Idealization of Nature

Taoism and Confucianism differ because they are the rationalization or theoretical expression of different aspects of the life of the farmers. The farmers are simple in their living and innocent in their thought. Seeing things from their point of view, the Taoists idealized the simplicity of primitive society and condemned civilization. They also idealized the innocence of children and despised knowledge. In the Lao-tzu it is said: Let us have a small country with few inhabitants.... Let the people return to the use of knotted cords [for keeping records]. Let them obtain their food sweet, their clothing beautiful, their homes comfortable, their rustic tasks pleasurable. The neighboring state might be so near at hand that one could hear the cocks crowing in it and dogs barking. But the people would grow old and die without ever having been there." (Ch. 80.) Is this not an idyllic picture of a farmer's country?

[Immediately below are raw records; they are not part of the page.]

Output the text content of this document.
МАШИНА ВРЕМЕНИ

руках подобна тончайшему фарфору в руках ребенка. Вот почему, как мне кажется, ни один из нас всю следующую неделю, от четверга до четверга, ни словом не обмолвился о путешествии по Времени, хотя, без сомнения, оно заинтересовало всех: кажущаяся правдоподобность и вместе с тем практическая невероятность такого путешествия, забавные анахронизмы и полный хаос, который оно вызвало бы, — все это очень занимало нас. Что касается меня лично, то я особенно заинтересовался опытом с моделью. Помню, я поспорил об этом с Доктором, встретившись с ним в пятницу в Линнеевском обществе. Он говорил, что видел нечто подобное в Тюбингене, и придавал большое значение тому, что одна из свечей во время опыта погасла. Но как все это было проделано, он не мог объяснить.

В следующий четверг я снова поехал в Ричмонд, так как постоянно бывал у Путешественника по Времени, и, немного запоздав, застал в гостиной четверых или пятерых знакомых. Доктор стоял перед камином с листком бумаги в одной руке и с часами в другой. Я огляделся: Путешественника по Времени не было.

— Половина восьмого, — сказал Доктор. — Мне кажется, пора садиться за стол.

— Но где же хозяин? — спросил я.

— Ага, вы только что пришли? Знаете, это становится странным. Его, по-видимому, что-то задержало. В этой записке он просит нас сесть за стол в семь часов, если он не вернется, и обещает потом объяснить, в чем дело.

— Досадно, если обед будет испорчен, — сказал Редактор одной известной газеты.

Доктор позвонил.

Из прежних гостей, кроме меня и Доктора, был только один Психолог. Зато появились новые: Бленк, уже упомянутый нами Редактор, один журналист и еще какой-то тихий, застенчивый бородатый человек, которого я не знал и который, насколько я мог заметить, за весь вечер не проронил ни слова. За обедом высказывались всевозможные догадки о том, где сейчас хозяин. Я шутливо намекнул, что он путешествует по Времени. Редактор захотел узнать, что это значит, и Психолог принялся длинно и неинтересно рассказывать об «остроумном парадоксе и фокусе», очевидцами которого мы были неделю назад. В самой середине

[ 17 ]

The farmers are always in contact with nature, so they admire and love nature. This admiration and love were developed by the Taoists to the fullest extent. They made a sharp distinction between what is of nature and what is of man, the natural and the artificial. According to them, what is of nature is the source of human happiness and what is of man is the root of all human suffering. They were, as the Confucianist Hsün Tzu puts it, "blinded by nature and had no knowledge of man."As the final development of this trend of thinking, the Taoists maintained that the highest achievement in the spiritual cultivation of a sage lies in the identification of himself with the whole of nature, i.e., the universe.